To be considered one of the Best & Brightest MBAs by Poets & Quants, MBA students from around the world must excel in knowledge, character and growth. For the class of 2019, two Broad MBA students have proven themselves and made the list.
“Now in its fifth year, the Best & Brightest celebrates MBAs whose academic prowess, extracurricular achievements, innate potential and inspirational life journeys make them standouts in their graduate business schools,” said Jeff Schmitt, senior writer for Poets & Quants. “The Best & Brightest are the leaders who rally, the mentors who champion, the visionaries who awaken, and the volunteers who shoulder the heaviest burdens.”
Claire Battafarano (MBA Human Resource Management ’19) and Dustin Reid (MBA Business Administration ’19) are among the 100 gifted graduates from the Class of 2019 who have earned their place on this prestigious list.
Battafarano is currently in Boeing’s HR Career Foundation Program, which consists of six-month rotations in different HR functions within the company. “To receive this honor among such accomplished MBA peers is an unreal and humbling experience,” she said.
She values the skills she learned through Broad’s MBA program, and she places teamwork at the top of her list of takeaways.
“The Broad College MBA program focuses on teamwork above all things. You’re forced to confront your differences and create a working rhythm that helps you learn and grow as professionals together. This experience prepared me to rejoin the corporate workforce, where your job effectiveness relies on your ability to work well in a group.”

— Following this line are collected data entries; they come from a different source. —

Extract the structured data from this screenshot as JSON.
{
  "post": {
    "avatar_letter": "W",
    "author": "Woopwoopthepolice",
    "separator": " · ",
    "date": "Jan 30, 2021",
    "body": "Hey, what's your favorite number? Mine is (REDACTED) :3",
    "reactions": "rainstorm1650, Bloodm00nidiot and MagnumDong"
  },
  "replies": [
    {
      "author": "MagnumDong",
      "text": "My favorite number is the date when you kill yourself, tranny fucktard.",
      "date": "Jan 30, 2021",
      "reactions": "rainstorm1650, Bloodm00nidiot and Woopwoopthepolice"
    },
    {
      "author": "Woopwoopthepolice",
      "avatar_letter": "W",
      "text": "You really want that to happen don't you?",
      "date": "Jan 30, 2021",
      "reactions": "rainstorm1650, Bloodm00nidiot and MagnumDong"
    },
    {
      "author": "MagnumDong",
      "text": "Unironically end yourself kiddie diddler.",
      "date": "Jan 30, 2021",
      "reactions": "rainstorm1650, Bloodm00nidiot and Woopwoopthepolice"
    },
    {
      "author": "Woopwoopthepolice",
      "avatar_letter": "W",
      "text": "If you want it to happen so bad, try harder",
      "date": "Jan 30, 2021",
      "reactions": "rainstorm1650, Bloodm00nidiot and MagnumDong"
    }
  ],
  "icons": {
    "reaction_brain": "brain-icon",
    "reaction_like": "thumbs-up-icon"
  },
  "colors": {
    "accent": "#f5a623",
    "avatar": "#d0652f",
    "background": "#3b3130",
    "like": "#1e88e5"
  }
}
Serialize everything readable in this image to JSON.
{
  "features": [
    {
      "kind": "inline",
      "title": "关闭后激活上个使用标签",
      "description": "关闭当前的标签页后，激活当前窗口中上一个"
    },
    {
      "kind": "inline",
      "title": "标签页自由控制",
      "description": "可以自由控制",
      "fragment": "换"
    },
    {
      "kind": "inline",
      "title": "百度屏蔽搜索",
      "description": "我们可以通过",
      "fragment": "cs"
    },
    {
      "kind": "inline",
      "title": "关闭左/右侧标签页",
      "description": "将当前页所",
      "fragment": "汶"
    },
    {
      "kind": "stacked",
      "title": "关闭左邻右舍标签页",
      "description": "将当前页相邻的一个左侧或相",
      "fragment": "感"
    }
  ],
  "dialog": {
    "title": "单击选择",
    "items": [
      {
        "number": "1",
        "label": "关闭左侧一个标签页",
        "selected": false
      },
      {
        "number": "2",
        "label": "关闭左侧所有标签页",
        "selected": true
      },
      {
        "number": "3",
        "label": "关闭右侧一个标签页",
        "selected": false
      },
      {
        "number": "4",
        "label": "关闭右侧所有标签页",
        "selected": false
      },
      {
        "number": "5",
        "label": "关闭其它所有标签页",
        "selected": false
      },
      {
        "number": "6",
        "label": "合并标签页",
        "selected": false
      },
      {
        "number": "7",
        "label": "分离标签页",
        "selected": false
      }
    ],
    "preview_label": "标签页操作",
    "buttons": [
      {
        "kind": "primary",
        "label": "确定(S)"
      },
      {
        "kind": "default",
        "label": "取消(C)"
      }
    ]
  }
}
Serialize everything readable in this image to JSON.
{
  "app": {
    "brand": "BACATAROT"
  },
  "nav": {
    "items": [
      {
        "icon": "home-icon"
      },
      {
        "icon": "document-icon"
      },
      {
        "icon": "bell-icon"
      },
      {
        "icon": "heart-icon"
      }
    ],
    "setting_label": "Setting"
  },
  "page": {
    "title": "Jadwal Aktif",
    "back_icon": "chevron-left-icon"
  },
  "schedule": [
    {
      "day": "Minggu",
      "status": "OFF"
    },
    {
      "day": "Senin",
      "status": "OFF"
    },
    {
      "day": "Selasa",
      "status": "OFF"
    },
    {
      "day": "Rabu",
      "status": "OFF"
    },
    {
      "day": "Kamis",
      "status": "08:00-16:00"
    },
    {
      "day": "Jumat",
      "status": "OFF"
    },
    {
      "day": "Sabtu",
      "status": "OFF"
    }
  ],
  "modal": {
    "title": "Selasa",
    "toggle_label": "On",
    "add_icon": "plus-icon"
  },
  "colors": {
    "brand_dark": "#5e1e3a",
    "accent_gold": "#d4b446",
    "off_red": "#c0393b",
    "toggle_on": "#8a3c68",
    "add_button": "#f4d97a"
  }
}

While Battafarano has the talent and knowledge to be a great leader, she believes that, first and foremost, she must be a great teammate.
“I think there is great strength in being a good teammate and a strong contributor to a team/work project. You can only gain respect from your peers and become a good leader by first being a good teammate,” she said.
“That said, I concentrate on active listening to be a more impactful leader. Active listening helps me understand my team, their needs, and how/where I can help. Only by doing this can I be an impactful leader (or contributor) on a daily basis.”
Dustin Reid is currently in GE Aviation’s Junior Officer Leadership Program, a rotational leadership program for former military officers. “I can’t credit my time as an officer in the Navy enough for getting me to where I am today,” Reid said.
“That experience forced me to embrace discomfort and to balance the short-term necessities with long term goals, and to treat progress as a marathon filled with a series of milestones rather than an all-out sprint to the ‘finish.’”
Serving in the Navy taught Reid various life lessons that he has continued to hold near to his heart throughout his time at the Broad College. One lesson came from his commanding officer, Mike Ray, during his time onboard the USS O’Kane. When Reid qualified for his Surface Warfare pin, Ray told Reid, “The pin does not mean you have learned it all, but it is a license to learn.”
“I really love that perspective,” Reid said. “Each important professional milestone or achievement is not an end, but the opening of a door to more knowledge, experience and opportunities.”
Reid feels a great deal of gratitude for being recognized as one of the Best & Brightest. “All of the other students from the other B-schools around the country on P&Q are so talented, and my class at the Broad College was filled with so many brilliant and hardworking MBA candidates that I really didn’t think I had a shot at being selected.”
Reid praises the Broad College for helping to transform his professional career. “The problem-solving tools and frameworks from the Broad College are extremely useful as a reference in solving real-world problems. The Broad College also reinforced the power of professional networks, not just for career or company changes but as a way to collaborate and bring in others’ opinions when you’re facing a challenge at work,” he said.
As Battafarno and Reid continue onward as future business leaders, they each have advice for prospective Broad College MBA students.
“Don’t enter into an MBA without a clear sense of what you want from the program and degree,” Battafarno said. “If you don’t have a solid grasp on your goals after the program (i.e., industry of interest, position, location) before you begin, you’ll be more likely to make decisions around the expectations of your peers or program instead of being authentic to yourself. Do not be afraid to forge your own path — and that starts by investing the time to reflect on what path is best for you.”
Reid gave a two-part answer: “First, be social and get to know everyone you can in the program — but be focused on finding your natural, core group of peers who you respect and value. Second, you get out what you put in; work hard and challenge yourself and genuinely try to learn and absorb as much as you can while you’re there. You probably won’t have another 21-month period of your life solely devoted to acquiring knowledge again — do not waste that opportunity.”